VALENTINO: La tendenza streetwear e la couture non sono mai state così vicine, contaminandosi l'un l'altra, rompendo gli schemi e trasformando questo mix in qualcosa di extra-ordinario. Ma così contemporaneo. Le silhouette sono quelle urbane, oversize e morbide, marchiate con i must della Maison, in primis il logo. La personalizzazione diventa l'ultima stravaganza della street couture di Valentino by Pierpaolo Piccioli, che ha sfilato  al Musee des Arts Decoratif, custode di pezzi di varie tipologie, dal Medio Evo ai nostri giorni, testimonianza dell'arte decorativa francese e dell'abilità degli artigiani. Quella stessa abilità artigianale che si ritrova nella collezione, in cui couture fa rima con stravaganza. Così il direttore creativo Pierpaolo Piccioli esplora territori ignoti, lasciandosi ispirare da nuovi orizzonti musicali, simbologie antiche, arte classica. La colonna sonora, dello show ma anche della collezione, è la musica trap, quel genere derivane dall'hip hop sviluppatosi negli Stati Uniti negli anni novanta, e oggi di gran tendenza. Ma è l'uso del logo a dare il ritmo a tutta la collezione: VLTN diventa logo e lettering sui capi, con le lettere moltiplicate sulle superfici, ingigantite, tagliate, replicate. I bomber, i trench, i completi giacca e pantalone, tutti dalle forme oversize, iper-comode, morbide, hanno il tocco in più nel lettering VLTN.

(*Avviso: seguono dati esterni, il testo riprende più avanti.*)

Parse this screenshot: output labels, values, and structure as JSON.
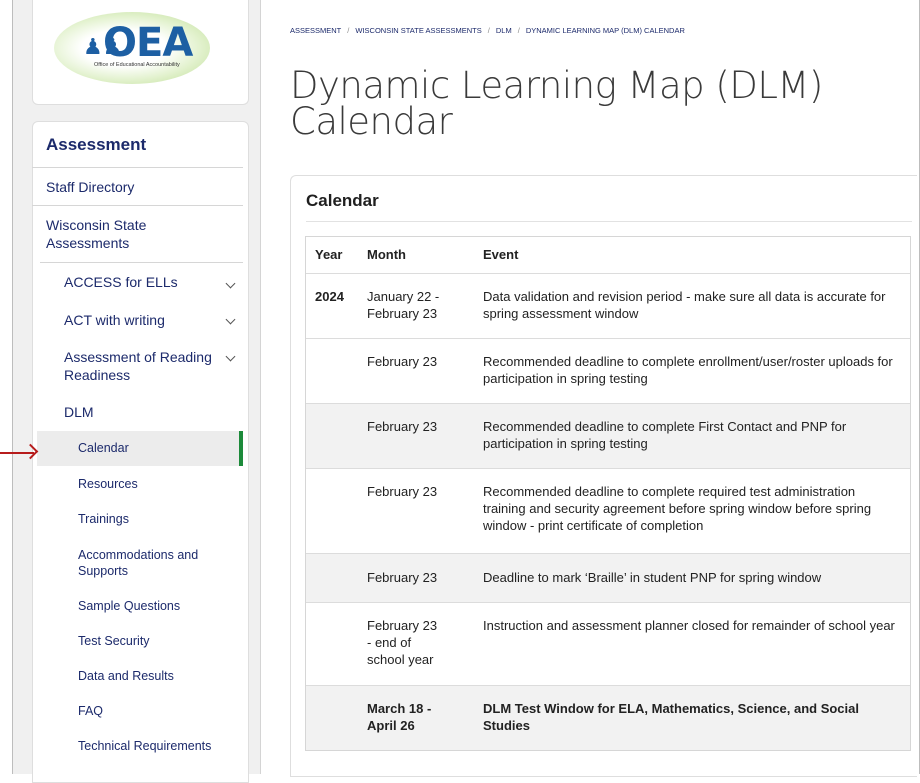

HERMÈS: la sfilata si chiude con un invito al ben vestire senza eccessi di formalità o di originalità: il lusso è sussurrato grazie a silhouette semplici ma materiali preziosi sulla passerella dell'uomo di Hermès. Perché la designer Véronique Nichanian  forgia un guardaroba che mescola l'essenzialità e il Dna deluxe della maison francese. Tra camicie di pitone, bomber di suede dal sapore varcity, sandali minimal e shorts che ricordano i viaggi in barca. Il tutto destinato a diventare must-have.

© portfolio-mondadori

DIOR. La fluidità sembra essere qui subito di casa. Pantaloni rilassati, giacche doppiopetto ad un solo bottone, fantasie floreali che s'accendono su fondi irreprensibilmente neri. Per la primavera-estate 2019, l'uomo di Dior affina le sue armi di seduzione, gioca con il rosa pallido, esibisce bianchi luminosi, sfodera soluzioni accattivanti, contrapponendo di volta in volta tagli e volumi che compongono con studiata nonchalance una preziosa (ed intaccabile) armonia. Così. il secondo debutto più atteso della stagione, questo di Kim Jones alla direzione creativa della linea maschile di Dior (che con lui perde il suffisso Homme: l’altro debutto è quello di Virgil Abloh da Louis Vuitton al posto proprio di Jones), avviene all’insegno di un omaggio dichiarato al fondatore della Maison, quel Monsieur che dopo essere stato grande conoscitore e mercante d’arte, nel 1947 ha aperto la sua prima boutique al 30 di avenue Montaigne e ha fatto rinascere la moda colpita a morte dalla guerra con il suo New Look. Omaggio dichiarato ed evidente che porta Jones a usare i codici della couture femminile per una collezione che non può però ignorare la sua provenienza e la sua predilezione per lo streetwear.